The depressed national economy forced many out of work and onto the already saturated job market. Yet there is one economic bright spot that sustained jobs and even created business in Texoma.
Mom and pop shops in Iowa Park, as well as major national chains, took advantage of low land prices and tax incentives. While the economic bubble burst for most of the nation, many entrepreneurs in Iowa Park realized their dream of being their own boss.
Paula Lyons opened Defining Moments Dance Studio 3 years ago. This week, she started working full time for herself.
"Ever since I was a little girl, I've wanted to own a dance studio. I've danced for a really long time and I just decided to do it one day," Lyons said. "The people here are awesome, they are great, great customers. They are very loyal."
Kathy Hicks, owner of Kathy's Deli, Kathy's Wedding and Event Planning, and Kathy's Bakery, used a state loan to relocate her business to Iowa Park. The Texas Capital Fund is an interest free loan offered to people looking to start their shops in small communities.
Not only is Hicks paying back the loan, but she expanded her business in the last 6 months.
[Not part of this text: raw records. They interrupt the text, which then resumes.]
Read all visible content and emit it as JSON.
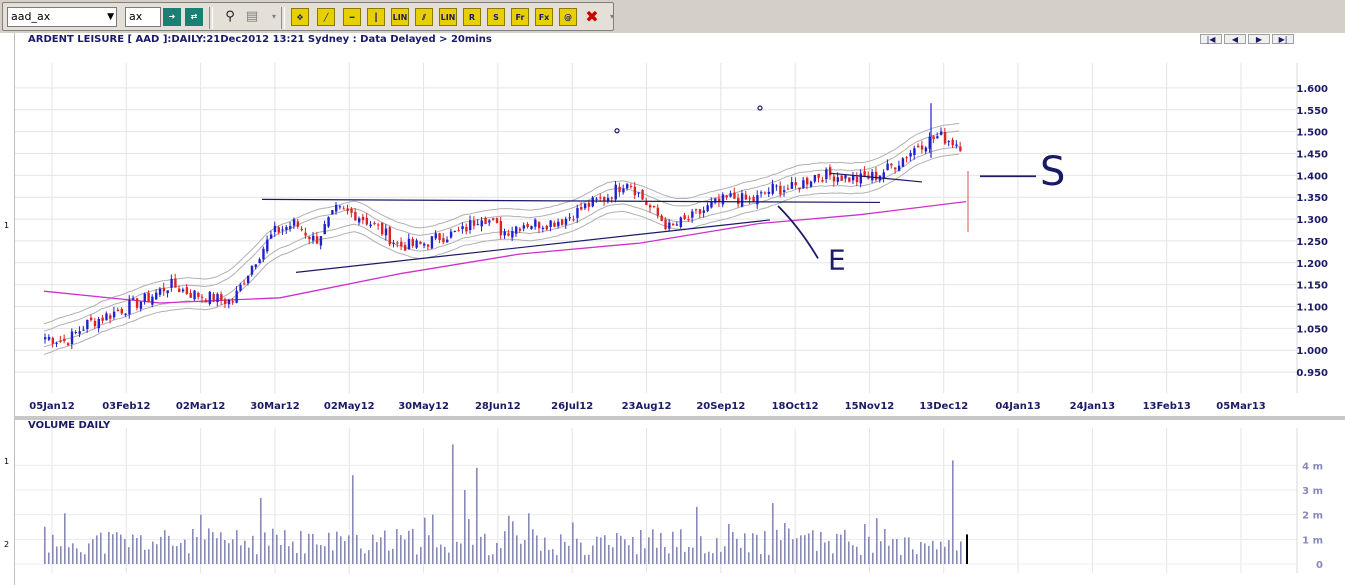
{
  "toolbar": {
    "symbol": "aad_ax",
    "exchange": "ax",
    "buttons": [
      "LIN",
      "LIN",
      "R",
      "S",
      "Fr",
      "Fx"
    ]
  },
  "chart": {
    "title": "ARDENT LEISURE [ AAD ]:DAILY:21Dec2012 13:21 Sydney : Data Delayed > 20mins",
    "volume_title": "VOLUME DAILY",
    "left_labels": [
      "1",
      "1",
      "2"
    ],
    "annotations": [
      "E",
      "S"
    ],
    "colors": {
      "up": "#2020cc",
      "down": "#dd2222",
      "ma": "#cc33cc",
      "band": "#b0b0b0",
      "trend": "#1a1a66",
      "volume": "#8888bb"
    }
  },
  "chart_data": [
    {
      "type": "candlestick",
      "title": "ARDENT LEISURE [ AAD ]:DAILY:21Dec2012 13:21 Sydney : Data Delayed > 20mins",
      "x_ticks": [
        "05Jan12",
        "03Feb12",
        "02Mar12",
        "30Mar12",
        "02May12",
        "30May12",
        "28Jun12",
        "26Jul12",
        "23Aug12",
        "20Sep12",
        "18Oct12",
        "15Nov12",
        "13Dec12",
        "04Jan13",
        "24Jan13",
        "13Feb13",
        "05Mar13"
      ],
      "y_ticks": [
        "1.600",
        "1.550",
        "1.500",
        "1.450",
        "1.400",
        "1.350",
        "1.300",
        "1.250",
        "1.200",
        "1.150",
        "1.100",
        "1.050",
        "1.000",
        "0.950"
      ],
      "ylim": [
        0.925,
        1.625
      ],
      "close_approx": [
        1.03,
        1.02,
        1.06,
        1.08,
        1.1,
        1.12,
        1.15,
        1.13,
        1.12,
        1.11,
        1.2,
        1.27,
        1.29,
        1.25,
        1.32,
        1.31,
        1.28,
        1.24,
        1.24,
        1.26,
        1.27,
        1.31,
        1.27,
        1.29,
        1.29,
        1.3,
        1.33,
        1.35,
        1.39,
        1.33,
        1.28,
        1.3,
        1.33,
        1.35,
        1.34,
        1.37,
        1.37,
        1.4,
        1.4,
        1.39,
        1.4,
        1.43,
        1.47,
        1.49,
        1.47
      ]
    },
    {
      "type": "bar",
      "title": "VOLUME DAILY",
      "y_ticks": [
        "4 m",
        "3 m",
        "2 m",
        "1 m",
        "0"
      ],
      "ylim": [
        0,
        4.5
      ]
    }
  ]
}
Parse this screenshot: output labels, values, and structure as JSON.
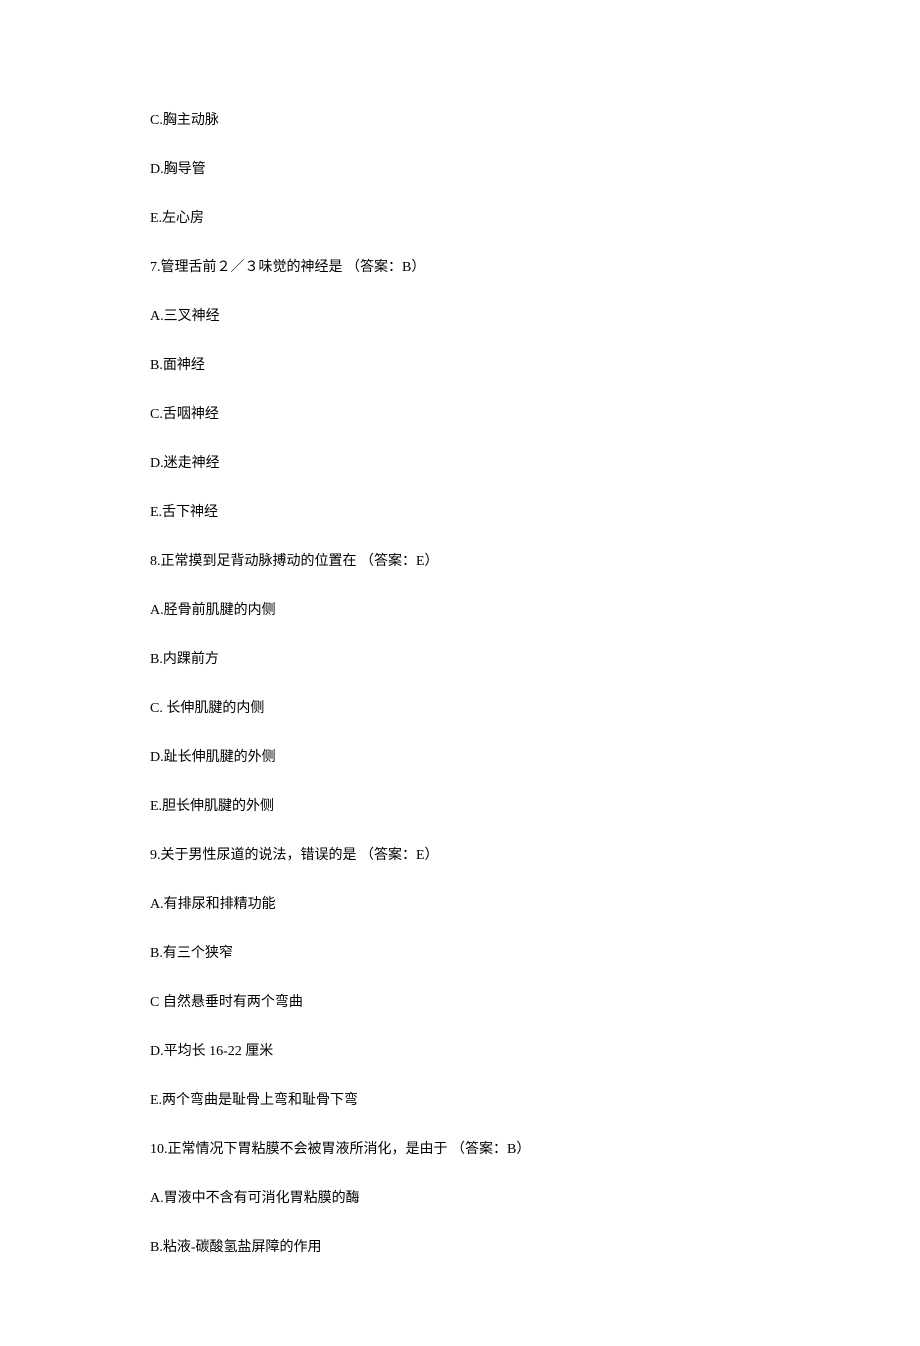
{
  "lines": [
    "C.胸主动脉",
    "D.胸导管",
    "E.左心房",
    "7.管理舌前２／３味觉的神经是 （答案：B）",
    "A.三叉神经",
    "B.面神经",
    "C.舌咽神经",
    "D.迷走神经",
    "E.舌下神经",
    "8.正常摸到足背动脉搏动的位置在 （答案：E）",
    "A.胫骨前肌腱的内侧",
    "B.内踝前方",
    "C. 长伸肌腱的内侧",
    "D.趾长伸肌腱的外侧",
    "E.胆长伸肌腱的外侧",
    "9.关于男性尿道的说法，错误的是 （答案：E）",
    "A.有排尿和排精功能",
    "B.有三个狭窄",
    "C 自然悬垂时有两个弯曲",
    "D.平均长 16-22 厘米",
    "E.两个弯曲是耻骨上弯和耻骨下弯",
    "10.正常情况下胃粘膜不会被胃液所消化，是由于 （答案：B）",
    "A.胃液中不含有可消化胃粘膜的酶",
    "B.粘液-碳酸氢盐屏障的作用"
  ]
}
She also bought a building because of the local economy.
"Just hope the economy continues to grow and that everybody prospers from that," she said.
Even though locally owned business and national chains benefit from the increased Highway 287 business traffic, some in Iowa Park still yearn for more job creation.
"As far as putting an actual large number of people to work they need some type of industrial park here," said Tommy Lee, a resident. "Give maybe some local people jobs, might be a start for other business to take place."
While the city is attempting to attract more industry, the smaller shop owners feel Iowa Park is perfectly poised to sustain existing and new industry.
"I think we're growing at a good pace and I think we are developing pretty well," said Lyons. "So if you think you might want to locate here it would be a good decision!"